Tracy had eight children with his first wife, Eleanor, who died in 1836. He remarried in 1842 to Sarah Prince. In his later years, he was cared for by his wife and two unmarried daughters. He was the guardian of his granddaughter, Martha Tracy Owler. He died in his home in Beverly, Massachusetts, on March 24, 1874, after a short illness.

==Views and affiliations==
Tracy's theological views were absolutely orthodox for his denomination, even puritan in outlook. However, in a time of extreme turbulence in his church, his tolerance was notable. Tradition within the Tracy family suggests that he assisted Samuel F. B. Morse with the development of the Morse code when in New York, despite Morse's well-known unorthodox ideas. Although this is mere tradition, Tracy did have a reputation as a man with an extraordinarily extensive fund of knowledge in varied fields. The story is told that a friend was talking to another about a certain type of copper found in England. The friend said "Mr. Tracy could tell you if he was here!" and then looking up, saw him.
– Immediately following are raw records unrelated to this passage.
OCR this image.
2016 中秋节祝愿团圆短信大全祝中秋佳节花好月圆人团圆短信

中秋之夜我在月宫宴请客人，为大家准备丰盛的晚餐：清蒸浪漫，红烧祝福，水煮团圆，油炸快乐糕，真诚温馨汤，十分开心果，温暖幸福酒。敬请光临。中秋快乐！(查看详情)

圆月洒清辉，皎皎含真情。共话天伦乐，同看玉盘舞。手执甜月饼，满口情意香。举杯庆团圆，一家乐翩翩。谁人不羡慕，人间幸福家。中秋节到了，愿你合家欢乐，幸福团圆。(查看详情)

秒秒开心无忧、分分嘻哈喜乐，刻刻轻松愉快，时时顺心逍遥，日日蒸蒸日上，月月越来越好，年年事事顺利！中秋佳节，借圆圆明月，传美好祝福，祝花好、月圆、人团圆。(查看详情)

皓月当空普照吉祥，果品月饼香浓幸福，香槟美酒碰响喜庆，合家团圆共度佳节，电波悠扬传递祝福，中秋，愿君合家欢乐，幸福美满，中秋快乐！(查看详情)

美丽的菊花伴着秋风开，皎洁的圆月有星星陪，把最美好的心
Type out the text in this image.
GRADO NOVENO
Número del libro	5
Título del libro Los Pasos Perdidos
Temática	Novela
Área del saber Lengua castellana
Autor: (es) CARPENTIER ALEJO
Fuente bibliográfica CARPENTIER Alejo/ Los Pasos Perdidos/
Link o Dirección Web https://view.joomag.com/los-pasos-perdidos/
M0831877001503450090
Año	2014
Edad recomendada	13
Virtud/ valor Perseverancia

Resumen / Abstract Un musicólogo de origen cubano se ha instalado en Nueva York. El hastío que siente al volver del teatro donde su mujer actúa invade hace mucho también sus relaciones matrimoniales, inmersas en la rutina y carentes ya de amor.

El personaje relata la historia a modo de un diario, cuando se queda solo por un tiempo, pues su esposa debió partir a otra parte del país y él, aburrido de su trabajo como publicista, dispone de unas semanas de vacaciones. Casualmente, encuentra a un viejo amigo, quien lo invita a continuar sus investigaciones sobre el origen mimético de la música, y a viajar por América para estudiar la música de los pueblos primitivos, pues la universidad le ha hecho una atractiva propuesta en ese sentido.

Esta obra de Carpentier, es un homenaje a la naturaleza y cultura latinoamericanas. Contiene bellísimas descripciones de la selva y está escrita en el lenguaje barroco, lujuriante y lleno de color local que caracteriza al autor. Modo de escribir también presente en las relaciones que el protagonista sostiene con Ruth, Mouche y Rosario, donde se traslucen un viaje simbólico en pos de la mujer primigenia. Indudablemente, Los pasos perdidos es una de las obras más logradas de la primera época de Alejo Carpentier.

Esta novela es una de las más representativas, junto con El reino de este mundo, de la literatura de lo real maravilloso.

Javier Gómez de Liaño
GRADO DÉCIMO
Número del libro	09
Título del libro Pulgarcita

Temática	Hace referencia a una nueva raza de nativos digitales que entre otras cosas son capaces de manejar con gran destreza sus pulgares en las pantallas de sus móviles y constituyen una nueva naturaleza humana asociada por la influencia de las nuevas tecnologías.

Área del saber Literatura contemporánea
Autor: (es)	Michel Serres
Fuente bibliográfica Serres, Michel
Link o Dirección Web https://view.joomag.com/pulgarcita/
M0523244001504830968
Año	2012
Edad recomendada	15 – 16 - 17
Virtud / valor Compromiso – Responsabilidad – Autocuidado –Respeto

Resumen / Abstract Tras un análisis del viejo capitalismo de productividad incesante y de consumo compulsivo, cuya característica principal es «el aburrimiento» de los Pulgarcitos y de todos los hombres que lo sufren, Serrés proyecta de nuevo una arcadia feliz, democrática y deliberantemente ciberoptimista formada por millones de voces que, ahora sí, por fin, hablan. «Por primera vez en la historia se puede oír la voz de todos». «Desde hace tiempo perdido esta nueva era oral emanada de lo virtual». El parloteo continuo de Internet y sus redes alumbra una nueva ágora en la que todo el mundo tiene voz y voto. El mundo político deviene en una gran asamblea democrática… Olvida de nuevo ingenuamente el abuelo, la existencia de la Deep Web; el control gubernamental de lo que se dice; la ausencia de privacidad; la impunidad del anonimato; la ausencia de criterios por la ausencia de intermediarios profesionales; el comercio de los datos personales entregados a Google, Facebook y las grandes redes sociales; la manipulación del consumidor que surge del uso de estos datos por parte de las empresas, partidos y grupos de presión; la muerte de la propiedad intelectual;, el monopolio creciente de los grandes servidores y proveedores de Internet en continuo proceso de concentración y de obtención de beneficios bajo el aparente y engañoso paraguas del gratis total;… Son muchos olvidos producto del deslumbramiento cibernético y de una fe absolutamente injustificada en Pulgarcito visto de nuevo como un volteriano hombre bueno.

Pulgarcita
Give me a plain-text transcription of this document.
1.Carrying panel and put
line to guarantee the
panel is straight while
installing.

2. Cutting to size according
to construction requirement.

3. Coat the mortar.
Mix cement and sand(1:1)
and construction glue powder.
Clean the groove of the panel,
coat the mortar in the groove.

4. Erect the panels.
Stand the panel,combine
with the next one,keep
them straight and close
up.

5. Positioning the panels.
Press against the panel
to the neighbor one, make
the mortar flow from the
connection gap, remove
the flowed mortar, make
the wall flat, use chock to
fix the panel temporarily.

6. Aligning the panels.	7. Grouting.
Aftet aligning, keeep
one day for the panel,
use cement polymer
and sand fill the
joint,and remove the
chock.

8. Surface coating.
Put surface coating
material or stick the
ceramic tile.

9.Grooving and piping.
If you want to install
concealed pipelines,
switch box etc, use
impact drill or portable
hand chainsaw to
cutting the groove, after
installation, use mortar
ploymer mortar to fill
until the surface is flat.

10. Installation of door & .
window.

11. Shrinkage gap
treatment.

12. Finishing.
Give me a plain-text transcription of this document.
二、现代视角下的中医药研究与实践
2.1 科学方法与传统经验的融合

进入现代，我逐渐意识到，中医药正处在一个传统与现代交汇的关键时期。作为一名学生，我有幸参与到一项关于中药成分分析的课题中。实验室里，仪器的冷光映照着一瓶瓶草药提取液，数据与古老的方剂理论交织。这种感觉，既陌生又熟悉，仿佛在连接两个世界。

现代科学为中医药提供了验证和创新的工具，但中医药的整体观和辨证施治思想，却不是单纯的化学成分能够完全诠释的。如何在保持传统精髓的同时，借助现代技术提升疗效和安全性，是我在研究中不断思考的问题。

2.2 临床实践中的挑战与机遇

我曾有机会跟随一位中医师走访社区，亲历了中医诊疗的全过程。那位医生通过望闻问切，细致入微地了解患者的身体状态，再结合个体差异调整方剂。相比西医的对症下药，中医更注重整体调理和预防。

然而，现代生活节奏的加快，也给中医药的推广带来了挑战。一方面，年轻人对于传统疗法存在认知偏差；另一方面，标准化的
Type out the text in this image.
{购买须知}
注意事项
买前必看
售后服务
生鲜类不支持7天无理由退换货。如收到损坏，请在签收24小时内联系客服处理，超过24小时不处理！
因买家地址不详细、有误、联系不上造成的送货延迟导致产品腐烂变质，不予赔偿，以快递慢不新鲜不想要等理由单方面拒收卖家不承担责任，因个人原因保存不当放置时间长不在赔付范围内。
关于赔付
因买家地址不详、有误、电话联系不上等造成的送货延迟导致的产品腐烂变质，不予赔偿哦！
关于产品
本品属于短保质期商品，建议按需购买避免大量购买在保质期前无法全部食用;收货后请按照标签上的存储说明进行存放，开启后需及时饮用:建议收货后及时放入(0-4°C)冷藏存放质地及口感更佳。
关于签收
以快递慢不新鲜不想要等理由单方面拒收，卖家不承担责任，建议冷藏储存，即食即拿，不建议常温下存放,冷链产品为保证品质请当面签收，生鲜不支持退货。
The friend couldn’t resist. "Mr. Tracy, what is Bungtown Copper?" Tracy replied that it was an expression shortened from Birmingham Copper and proceeded to go into a deep explanation of the meaning of the term.

From his college days, Tracy was closely associated with the New England group who were leaders in the development of political feeling in the north, most notably Rufus Choate and Daniel Webster, both fellow Dartmouth graduates. In 1842, he began his life work as secretary of the Massachusetts Colonization Society, an affiliate of the American Colonization Society, a position he held until his death in 1874. He became a director of the parent society in 1858 and attended the annual meetings at the Washington headquarters. The "Memorial of the Semi-Centennial Anniversary of the American Colonization Society," published 1867, contains a historical account by him of the work of the society.

These Societies, which arose in several states including the South, beginning in 1817, undertook to solve, or alleviate, the slavery question by acquiring freedom for black slaves and transporting them by ship back to Africa. In actuality, the motives of the colonization supporters were mixed - many supporters were no abolitionists, but instead wanted to be rid of the free Negro population. By the time Tracy began his work, it was clear that large-scale colonization was a failure and that much of the movement was discredited.

Tracy's did not view Liberia as a mere convenient place for an inconvenient population. Besides sincere anti-slavery views, he saw African colonization as a way of Christian mission. He also had an important influence in the founding of the college at Liberia and bringing it into successful operation.

Tracy was in some ways a typical figure in the period of American history known as the New England Renaissance. His upbringing and inclination looked back to the Pilgrim fathers - he called Christmas a heathen holiday, yet never interfered with his family's celebration of it - but his education and tolerance heralded the beginnings of a more modern sensibility.